On a portable interface, the authorization model isn't a layer around the tool — it is the tool's contract.

The production checklist.

Before an MCP server faces real agents and real data: every tool gated by an OAuth scope it actually needs; no secret or raw upstream payload reachable from the model context; every write tool idempotent and rate-limited per caller; schemas versioned with a deprecation path for breaking changes; a structured trace on every call with IDs that reach upstream.

None of this is exotic. It's the same discipline any write-capable API earns before it ships. MCP just makes skipping it more expensive, because the thing on the other end is an autonomous loop that will find your missing idempotency guard faster than a human ever would.

Common questions

Do I need OAuth for an internal MCP server only my own agents call?
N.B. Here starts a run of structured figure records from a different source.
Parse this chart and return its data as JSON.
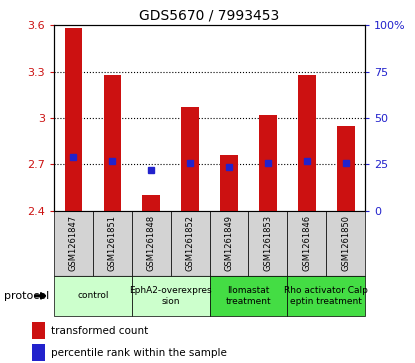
{
  "title": "GDS5670 / 7993453",
  "samples": [
    "GSM1261847",
    "GSM1261851",
    "GSM1261848",
    "GSM1261852",
    "GSM1261849",
    "GSM1261853",
    "GSM1261846",
    "GSM1261850"
  ],
  "bar_values": [
    3.58,
    3.28,
    2.5,
    3.07,
    2.76,
    3.02,
    3.28,
    2.95
  ],
  "bar_base": 2.4,
  "percentile_values": [
    2.75,
    2.72,
    2.66,
    2.71,
    2.68,
    2.71,
    2.72,
    2.71
  ],
  "ylim_left": [
    2.4,
    3.6
  ],
  "ylim_right": [
    0,
    100
  ],
  "yticks_left": [
    2.4,
    2.7,
    3.0,
    3.3,
    3.6
  ],
  "yticks_right": [
    0,
    25,
    50,
    75,
    100
  ],
  "ytick_labels_left": [
    "2.4",
    "2.7",
    "3",
    "3.3",
    "3.6"
  ],
  "ytick_labels_right": [
    "0",
    "25",
    "50",
    "75",
    "100%"
  ],
  "bar_color": "#cc1111",
  "percentile_color": "#2222cc",
  "protocols": [
    {
      "label": "control",
      "samples": [
        0,
        1
      ],
      "color": "#ccffcc"
    },
    {
      "label": "EphA2-overexpres\nsion",
      "samples": [
        2,
        3
      ],
      "color": "#ccffcc"
    },
    {
      "label": "Ilomastat\ntreatment",
      "samples": [
        4,
        5
      ],
      "color": "#44dd44"
    },
    {
      "label": "Rho activator Calp\neptin treatment",
      "samples": [
        6,
        7
      ],
      "color": "#44dd44"
    }
  ],
  "protocol_label": "protocol",
  "legend_bar_label": "transformed count",
  "legend_pct_label": "percentile rank within the sample",
  "grid_yticks": [
    2.7,
    3.0,
    3.3
  ],
  "sample_label_color": "#d3d3d3",
  "sample_label_fontsize": 6.0,
  "bar_width": 0.45
}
If it can write or touch sensitive data, yes. 'Internal' is a network assumption, not an authorization model — and MCP's portability means a client you didn't plan for can call any tool that holds a valid token. Scopes per tool give you a real boundary instead of a hopeful one. For a read-only server on a locked-down network the bar is lower, but you still want per-caller rate limits and tracing.

Where should idempotency keys come from — the agent or the server?

Prefer caller-supplied keys for write tools, because the agent knows when two calls represent the same intended action versus two genuinely separate ones. Fall back to deriving the key from the arguments when the caller doesn't send one. Either way, dedupe server-side with a TTL long enough to cover an agent's retry window — a day is a reasonable default.

How do I change a tool's schema without breaking agents already running?

Make additive changes freely — new optional arguments and new tools don't break existing plans. For anything breaking (renaming or removing an argument, narrowing a type, changing what the tool does), introduce a new tool name or version suffix and keep the old one through a deprecation window. An agent that re-reads the tool list at session start will pick up the change; one mid-task may still be planning against the old contract, so never pull it out from under it.